Contribuant à 82% à la formation du PIB, le secteur pétrolier aura joué le rôle de thaumaturge, apportant dans son sillage le miracle de la croissance tant espérée. Les chiffres sont éloquents : entre 1991 et 2010, le PIB est passé de 147 millions $ à 14,547 milliards $ (estimations du FMI, voisines de celles de la banque mondiale et de la CIA), soit une progression de près de… 10.000 %. Sur le papier, le demi-millions d"équatos" peut aujourd'hui se targuer de dégager une richesse nationale annuelle supérieure à celle produite par le Sénégal et ses 13 millions d'habitants. C'est la plus forte croissance économique du monde et elle a de quoi donner le vertige.
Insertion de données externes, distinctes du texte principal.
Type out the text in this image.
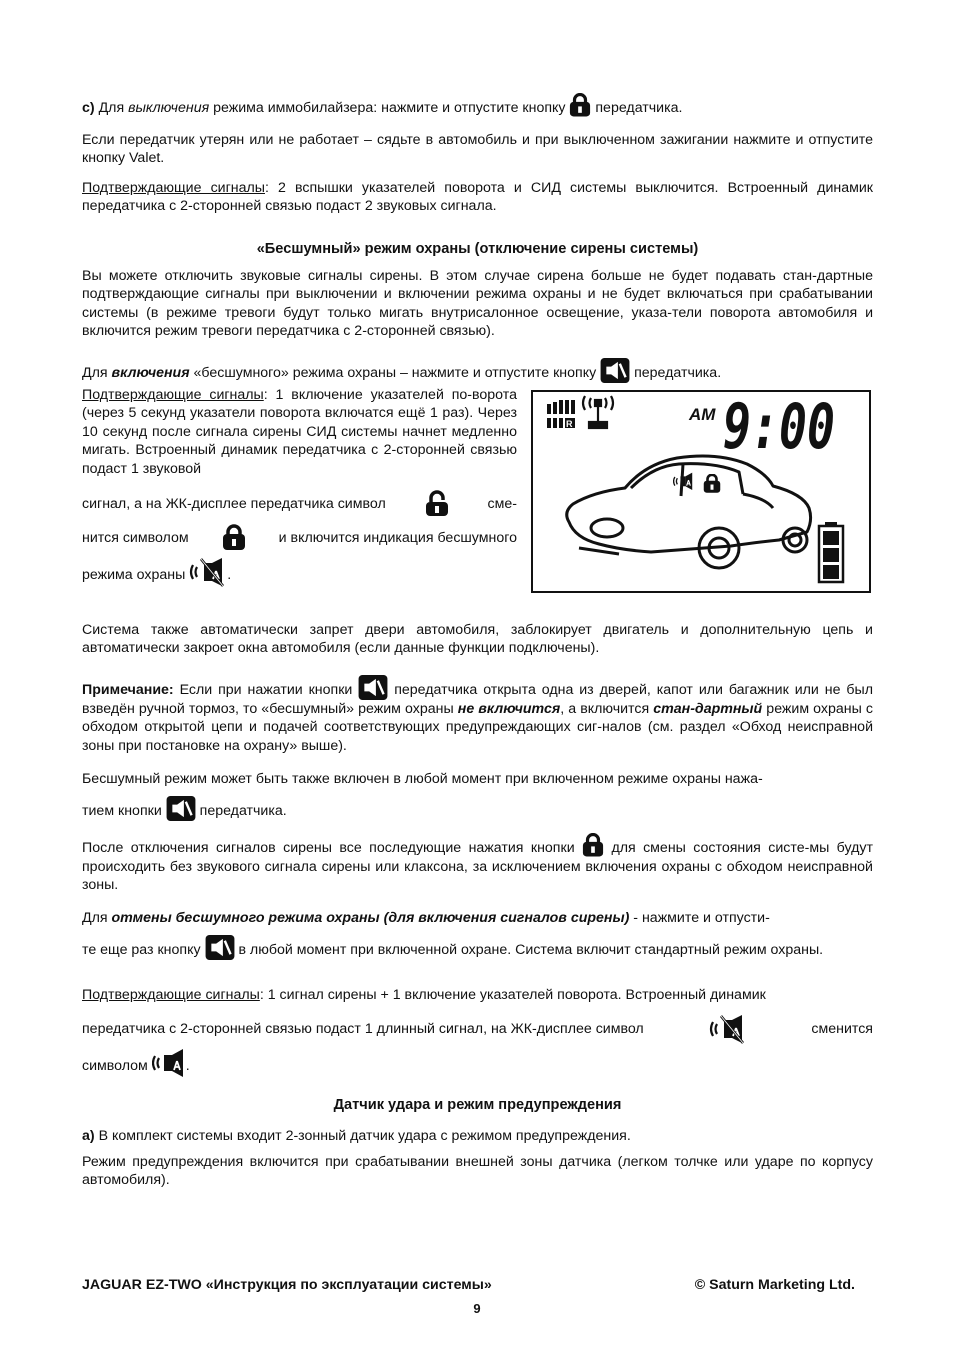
c) Для выключения режима иммобилайзера: нажмите и отпустите кнопку  передатчика.
Если передатчик утерян или не работает – сядьте в автомобиль и при выключенном зажигании нажмите и отпустите кнопку Valet.
Подтверждающие сигналы: 2 вспышки указателей поворота и СИД системы выключится. Встроенный динамик передатчика с 2-сторонней связью подаст 2 звуковых сигнала.
«Бесшумный» режим охраны (отключение сирены системы)
Вы можете отключить звуковые сигналы сирены. В этом случае сирена больше не будет подавать стан-дартные подтверждающие сигналы при выключении и включении режима охраны и не будет включаться при срабатывании системы (в режиме тревоги будут только мигать внутрисалонное освещение, указа-тели поворота автомобиля и включится режим тревоги передатчика с 2-сторонней связью).
Для включения «бесшумного» режима охраны – нажмите и отпустите кнопку  передатчика.
Подтверждающие сигналы: 1 включение указателей по-ворота (через 5 секунд указатели поворота включатся ещё 1 раз). Через 10 секунд после сигнала сирены СИД системы начнет медленно мигать. Встроенный динамик передатчика с 2-сторонней связью подаст 1 звуковой
сигнал, а на ЖК-дисплее передатчика символ	сме-
нится символом	и включится индикация бесшумного
режима охраны	.
R	AM 9:00
Система также автоматически запрет двери автомобиля, заблокирует двигатель и дополнительную цепь и автоматически закроет окна автомобиля (если данные функции подключены).
Примечание: Если при нажатии кнопки  передатчика открыта одна из дверей, капот или багажник или не был взведён ручной тормоз, то «бесшумный» режим охраны не включится, а включится стан-дартный режим охраны с обходом открытой цепи и подачей соответствующих предупреждающих сиг-налов (см. раздел «Обход неисправной зоны при постановке на охрану» выше).
Бесшумный режим может быть также включен в любой момент при включенном режиме охраны нажа-
тием кнопки  передатчика.
После отключения сигналов сирены все последующие нажатия кнопки  для смены состояния систе-мы будут происходить без звукового сигнала сирены или клаксона, за исключением включения охраны с обходом неисправной зоны.
Для отмены бесшумного режима охраны (для включения сигналов сирены) - нажмите и отпусти-
те еще раз кнопку  в любой момент при включенной охране. Система включит стандартный режим охраны.
Подтверждающие сигналы: 1 сигнал сирены + 1 включение указателей поворота. Встроенный динамик
передатчика с 2-сторонней связью подаст 1 длинный сигнал, на ЖК-дисплее символ	сменится
символом .
Датчик удара и режим предупреждения
a) В комплект системы входит 2-зонный датчик удара с режимом предупреждения.
Режим предупреждения включится при срабатывании внешней зоны датчика (легком толчке или ударе по корпусу автомобиля).
JAGUAR EZ-TWO «Инструкция по эксплуатации системы»	© Saturn Marketing Ltd.
9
Il est vrai aussi que l'évolution est d'autant plus spectaculaire que le pays vient de très loin.

A l'extérieur, la nouvelle puissance financière de la Guinée Équatoriale a complètement rebattu les cartes du jeu géopolitique dans la sous-région. Autrefois parent pauvre au regard de ses voisins, qui n'avait que rarement voix au chapitre dans les pourparlers multilatéraux, le pays est aujourd'hui un acteur incontournable, capable de peser décisivement sur les plus grands dossiers. Le dernier en date étant l'épisode de la Banque des états de l'Afrique Centrale (BEAC), où suite à une sombre affaire interne de détournement de fonds, Malabo est parvenu à imposer sans coup férir son homme (Lucas Abaga Nchama). Qui paie commande, et la diplomatie équato-guinéenne l'a fort bien compris.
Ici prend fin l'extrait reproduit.